The dispute centers on Intel's use of custom target-date funds and a diversified fund designed to mitigate risk by allocating meaningful portions to hedge funds, private equity, and other alternative assets after the 2008 financial crisis. Plaintiffs allege that Intel's risk-mitigating design led to chronic underperformance and higher fees relative to common, equity-heavier target-date funds and category peers. The district court dismissed the complaint for failure to state a claim, after finding the proposed comparators inapt and the performance and fee allegations insufficient to support a plausible inference of imprudence.
The Ninth Circuit affirmed dismissal of the complaint, holding that underperformance and fee claims require a “meaningful benchmark” comparator with similar objectives and risk. The Ninth Circuit based its view on ERISA's text, which makes the standard of care that of a hypothetical prudent person “acting in a like capacity . . . in the conduct of an enterprise of a like character and with like aims.” When plaintiffs rely on relative results, they must compare against funds with similar aims, risks, and potential rewards, rejecting broad market indices, Morningstar categories, and large target-date families that did not share Intel's risk-mitigation objective.
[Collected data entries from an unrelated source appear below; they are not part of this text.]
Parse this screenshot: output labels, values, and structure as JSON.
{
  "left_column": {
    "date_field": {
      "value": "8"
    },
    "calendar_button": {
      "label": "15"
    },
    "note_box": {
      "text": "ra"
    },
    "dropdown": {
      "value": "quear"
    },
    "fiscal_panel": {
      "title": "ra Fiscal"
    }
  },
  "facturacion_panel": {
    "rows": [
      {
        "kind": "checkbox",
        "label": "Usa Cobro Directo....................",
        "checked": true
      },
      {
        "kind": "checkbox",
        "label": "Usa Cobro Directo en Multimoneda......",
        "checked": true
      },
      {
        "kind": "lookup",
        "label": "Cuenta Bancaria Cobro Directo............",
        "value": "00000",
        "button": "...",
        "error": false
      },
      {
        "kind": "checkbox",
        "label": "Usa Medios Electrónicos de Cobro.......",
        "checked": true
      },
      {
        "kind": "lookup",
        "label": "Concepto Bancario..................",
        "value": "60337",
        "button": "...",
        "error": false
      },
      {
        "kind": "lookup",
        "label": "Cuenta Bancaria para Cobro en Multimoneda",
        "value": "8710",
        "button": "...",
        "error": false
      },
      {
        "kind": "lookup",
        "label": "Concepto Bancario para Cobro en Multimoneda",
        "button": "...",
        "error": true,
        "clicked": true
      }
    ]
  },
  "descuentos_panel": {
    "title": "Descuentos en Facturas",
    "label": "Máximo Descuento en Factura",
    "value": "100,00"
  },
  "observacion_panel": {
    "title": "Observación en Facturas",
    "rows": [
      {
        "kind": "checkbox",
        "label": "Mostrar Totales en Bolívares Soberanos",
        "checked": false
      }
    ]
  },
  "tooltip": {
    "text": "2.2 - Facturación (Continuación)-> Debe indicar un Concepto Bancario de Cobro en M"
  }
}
The concurrence agreed with the majority, while emphasizing that ERISA does not require a comparator in every case; plaintiffs can still plead imprudence through direct allegations about a flawed decision-making process or other context-specific facts.
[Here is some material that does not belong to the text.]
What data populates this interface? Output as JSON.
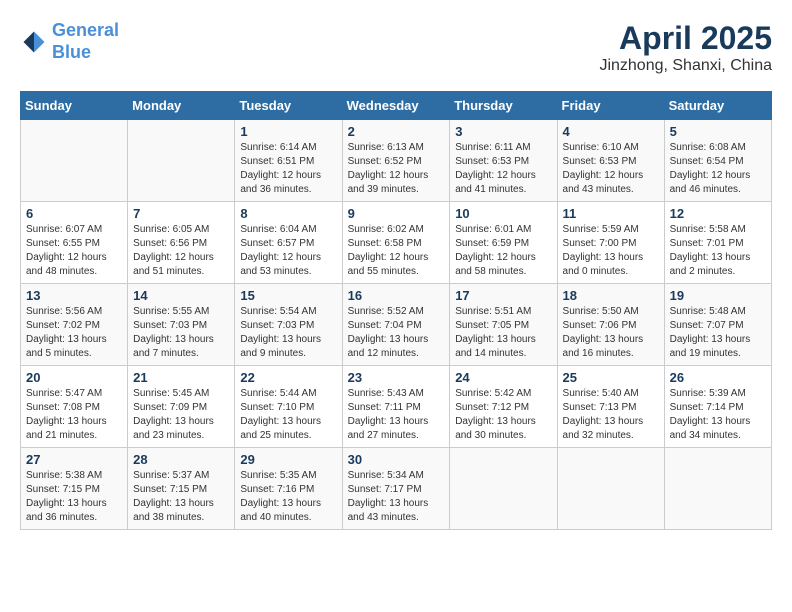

The question now before the Court is whether plaintiffs alleging imprudence based on underperformance must plead a “meaningful benchmark” at the motion-to-dismiss stage and, if so, how closely the comparator must align with the challenged fund's objectives, risks, and strategy. The litigation follows the Supreme Court's 2020 Sulyma decision, which addressed ERISA's “actual knowledge” limitations rule and allowed related claims to proceed, but did not resolve the pleading question presented here.
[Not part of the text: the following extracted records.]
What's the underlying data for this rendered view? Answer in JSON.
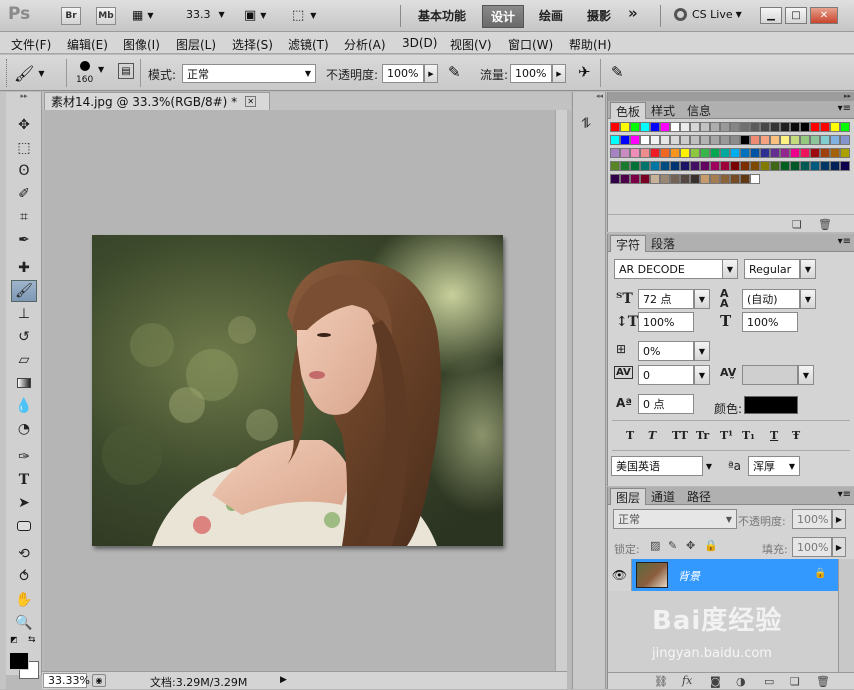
{
  "app": {
    "logo": "Ps",
    "bridge": "Br",
    "minibridge": "Mb",
    "zoom": "33.3",
    "workspaces": [
      "基本功能",
      "设计",
      "绘画",
      "摄影"
    ],
    "active_workspace": "设计",
    "more": "»",
    "cslive": "CS Live"
  },
  "menu": [
    "文件(F)",
    "编辑(E)",
    "图像(I)",
    "图层(L)",
    "选择(S)",
    "滤镜(T)",
    "分析(A)",
    "3D(D)",
    "视图(V)",
    "窗口(W)",
    "帮助(H)"
  ],
  "options": {
    "brush_size": "160",
    "mode_label": "模式:",
    "mode_value": "正常",
    "opacity_label": "不透明度:",
    "opacity_value": "100%",
    "flow_label": "流量:",
    "flow_value": "100%"
  },
  "document": {
    "tab_title": "素材14.jpg @ 33.3%(RGB/8#) *",
    "status_zoom": "33.33%",
    "status_doc": "文档:3.29M/3.29M"
  },
  "swatches_panel": {
    "tabs": [
      "色板",
      "样式",
      "信息"
    ],
    "rows": [
      [
        "#ff0000",
        "#ffff00",
        "#00ff00",
        "#00ffff",
        "#0000ff",
        "#ff00ff",
        "#ffffff",
        "#ebebeb",
        "#d6d6d6",
        "#c2c2c2",
        "#adadad",
        "#999999",
        "#858585",
        "#707070",
        "#5c5c5c",
        "#474747",
        "#333333",
        "#1f1f1f",
        "#0a0a0a",
        "#000000",
        "#ff0000",
        "#ff0000",
        "#ffff00",
        "#00ff00"
      ],
      [
        "#00ffff",
        "#0000ff",
        "#ff00ff",
        "#ffffff",
        "#f2f2f2",
        "#e6e6e6",
        "#d9d9d9",
        "#cccccc",
        "#bfbfbf",
        "#b3b3b3",
        "#a6a6a6",
        "#999999",
        "#8c8c8c",
        "#000000",
        "#ed8b73",
        "#f4a27f",
        "#fac07f",
        "#fdf27f",
        "#c3db7c",
        "#92c97c",
        "#8ac59b",
        "#7fcdcf",
        "#7fb2e0",
        "#8494cd"
      ],
      [
        "#a485c1",
        "#c88ac1",
        "#f08cb8",
        "#f08b8d",
        "#ed1c24",
        "#f26522",
        "#f7941d",
        "#fff200",
        "#8dc63f",
        "#39b54a",
        "#00a651",
        "#00a99d",
        "#00aeef",
        "#0072bc",
        "#0054a6",
        "#2e3192",
        "#662d91",
        "#92278f",
        "#ec008c",
        "#ed145b",
        "#9e0b0f",
        "#a0410d",
        "#a3620a",
        "#aba000"
      ],
      [
        "#598527",
        "#1a7b30",
        "#007236",
        "#00746b",
        "#0076a3",
        "#004b80",
        "#003471",
        "#1b1464",
        "#440e62",
        "#630460",
        "#9e005d",
        "#9e0039",
        "#790000",
        "#7b2e00",
        "#7d4900",
        "#827b00",
        "#406618",
        "#005e20",
        "#005826",
        "#005952",
        "#005b7f",
        "#003663",
        "#002157",
        "#0d004c"
      ],
      [
        "#32004b",
        "#4b0049",
        "#7b0046",
        "#7a0026",
        "#c7b299",
        "#998675",
        "#736357",
        "#534741",
        "#37302d",
        "#c69c6d",
        "#a67c52",
        "#8c6239",
        "#754c24",
        "#603913",
        "#ffffff"
      ]
    ]
  },
  "char_panel": {
    "tabs": [
      "字符",
      "段落"
    ],
    "font_family": "AR DECODE",
    "font_style": "Regular",
    "size": "72 点",
    "leading": "(自动)",
    "vscale": "100%",
    "hscale": "100%",
    "tracking_pct": "0%",
    "kerning": "0",
    "baseline": "0 点",
    "color_label": "颜色:",
    "color": "#000000",
    "style_buttons": [
      "T",
      "T",
      "TT",
      "Tr",
      "T¹",
      "T₁",
      "T",
      "Ŧ"
    ],
    "language": "美国英语",
    "aa_label": "ªa",
    "antialias": "浑厚"
  },
  "layers_panel": {
    "tabs": [
      "图层",
      "通道",
      "路径"
    ],
    "blend": "正常",
    "opacity_label": "不透明度:",
    "opacity": "100%",
    "lock_label": "锁定:",
    "fill_label": "填充:",
    "fill": "100%",
    "layer_name": "背景"
  },
  "watermark": {
    "brand": "Bai度经验",
    "url": "jingyan.baidu.com"
  },
  "colors": {
    "accent": "#3399ff",
    "foreground": "#000000",
    "background": "#ffffff"
  }
}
Briefing and oral argument will occur this spring and a decision is expected in or before June 2026. If the Court endorses a meaningful-benchmark requirement, defendants may seek early dismissals of underperformance suits grounded in dissimilar comparators. If the Court relaxes or rejects the meaningful-benchmark rule, more claims may proceed past the pleadings, increasing the importance of examining the plan options, documenting the process and due diligence, and setting forth rationales for asset allocation and monitoring decisions.